History of the NCCA
The “National Christopher Columbus Day Celebrations”
1970s The Committee achieved its goal, and in 1971 Columbus Day was first observed as a federal holiday, in accordance with a bill signed by President Lyndon Johnson in 1968. The 1971 celebration, billed as “The First National Christopher Columbus Day Celebration” was a three-day affair, with the National Columbus Day Committee as the prime mover. It featured both a religious and a civic ceremony on Sunday, with an evening concert at Constitution Hall, a parade on Monday (the new holiday), and a gala concert at the Kennedy Center as well as a “Salute to Columbus” Victory Ball at the Washington Hilton. (More details, and the story of how Columbus Day became a federal holiday, are contained on pp. 5-10 of the WCCA program booklet for 1996.)

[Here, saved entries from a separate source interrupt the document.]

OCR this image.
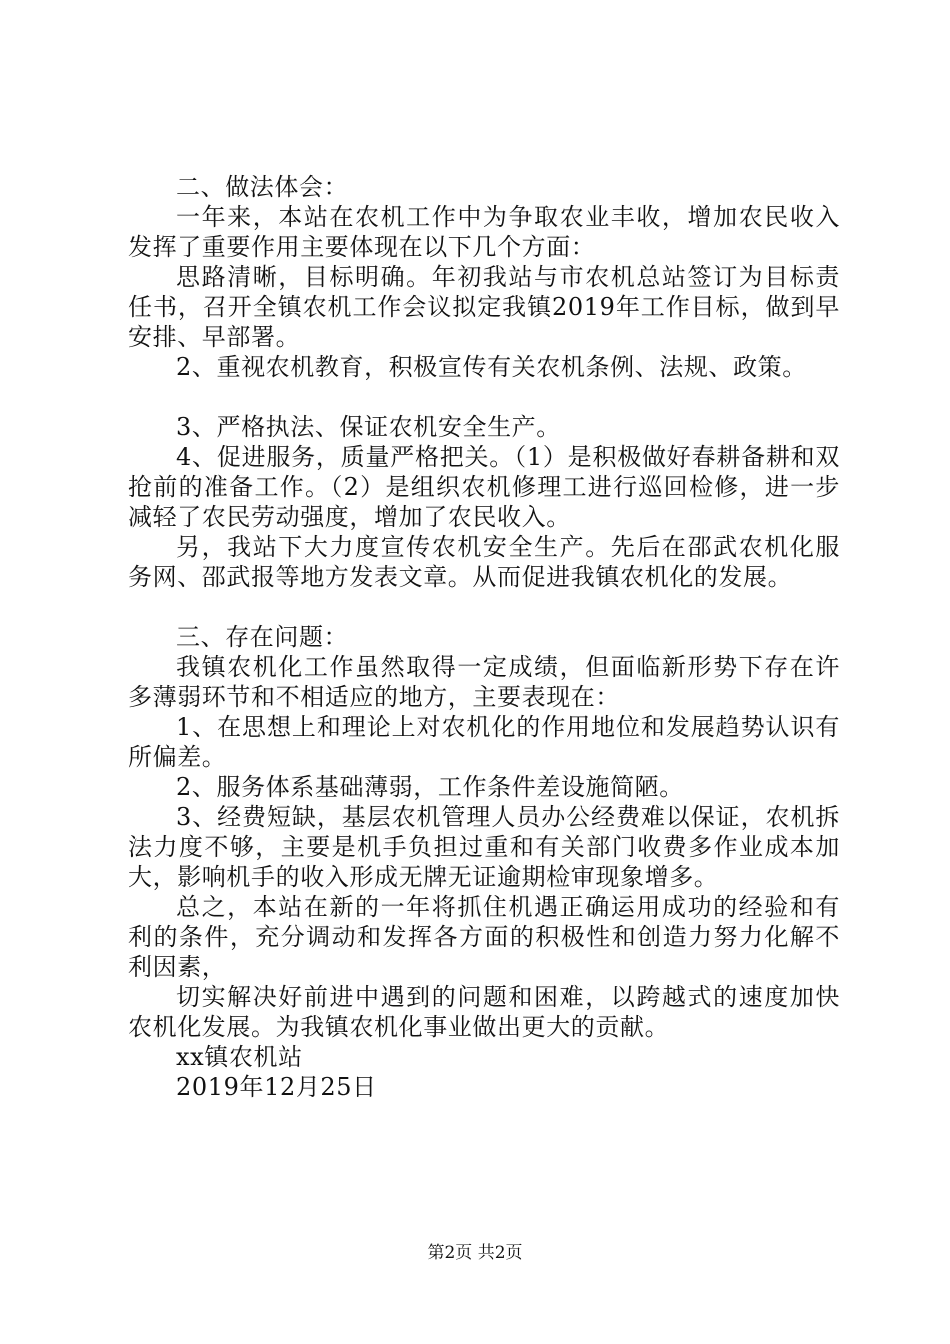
二、做法体会：

一年来，本站在农机工作中为争取农业丰收，增加农民收入发挥了重要作用主要体现在以下几个方面：

思路清晰，目标明确。年初我站与市农机总站签订为目标责任书，召开全镇农机工作会议拟定我镇2019年工作目标，做到早安排、早部署。

2、重视农机教育，积极宣传有关农机条例、法规、政策。

3、严格执法、保证农机安全生产。

4、促进服务，质量严格把关。（1）是积极做好春耕备耕和双抢前的准备工作。（2）是组织农机修理工进行巡回检修，进一步减轻了农民劳动强度，增加了农民收入。

另，我站下大力度宣传农机安全生产。先后在邵武农机化服务网、邵武报等地方发表文章。从而促进我镇农机化的发展。

三、存在问题：

我镇农机化工作虽然取得一定成绩，但面临新形势下存在许多薄弱环节和不相适应的地方，主要表现在：

1、在思想上和理论上对农机化的作用地位和发展趋势认识有所偏差。

2、服务体系基础薄弱，工作条件差设施简陋。

3、经费短缺，基层农机管理人员办公经费难以保证，农机拆法力度不够，主要是机手负担过重和有关部门收费多作业成本加大，影响机手的收入形成无牌无证逾期检审现象增多。

总之，本站在新的一年将抓住机遇正确运用成功的经验和有利的条件，充分调动和发挥各方面的积极性和创造力努力化解不利因素，

切实解决好前进中遇到的问题和困难，以跨越式的速度加快农机化发展。为我镇农机化事业做出更大的贡献。

xx镇农机站

2019年12月25日

第2页 共2页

The “Second National Christopher Columbus Day Celebration” the following year, 1972, featured addresses by Secretary of Transportation John Volpe, Supreme Knight John McDevitt of the Knights of Columbus, and Italian Ambassador Egidio Ortona, with a dinner and gala celebration in the evening. The next year, the wreath-laying ceremonies for the “Third National Christopher Columbus Day Celebration,” as it was named in 1973, again featured Volpe, now Ambassador to Italy, with music by the Army Band, and a black tie dinner in the evening at the Sheraton Park Hotel.
In the years 1972-1975, the ceremonies were sponsored by Amerito, an umbrella organization of American-Italian groups, along with the Knights of Columbus and the National Park Service. Music was provided by the Holy Rosary band in the last two of these years Then in the 1976 bicentennial year, the American Italian Bicentennial Commission took over the role handled by Amerito, alongside the other two sponsors.
The civic ceremony at the national Columbus memorial followed a special religious celebration at the National Shrine of the Immaculate Conception, and included a welcome by Mayor Walter E. Washington, remarks by Hon.Blair Lee, Lieutenant. Governor of Maryland, an address by Hon. Pete V. Domenici, United States Senator from New Mexico, an address by President Gerald R. Ford (who also laid a wreath), closing remarks by Rev. Timothy S. Healy, S.J., President of Georgetown University, and the playing of Col. Charles Gabriele’s “Christopher Columbus March” by the Navy band under the baton of the Secretary of the Navy, Hon. J. William Middendorf II. A “Festival of the Arts” was also held. Supreme Knight Dechant in 1979
The descriptive title, “National Christopher Columbus Day Celebration” would continue to be used in the latter half of the 1970s. In 1978, Amerito resumed its collaborative sponsorship with the Knights of Columbus of the metropolitan Area (DC, Maryland, and Virginia), and the National Park Service. In 1979, an address was given by Virgil C. Dechant, relatively new in his position as Supreme Knight of the K. of C.
By the mid-1980s, Amerito had receded into the background with sponsorship of the celebration primarily left to the Knights of Columbus of the area in collaboration with the Park Service, although with support from Italian and Spanish organizations. The general pattern that had evolved included: posting of the Colors; the national anthems of the US, Italy, and Spain; invocation; a welcome; introduction of guests (usually with brief remarks by them); reading of Columbus Day proclamations from the President and the Mayor of Washington; some kind of entertainment interlude with music and/or dancing; addresses; and presentation of wreaths, escorted by the Fourth Degree Color Corps of the Knights of Columbus. The religious celebration, also with Color Corps participation, has usually been handled separately at a different place and time, most commonly on the Sunday preceding the Monday holiday.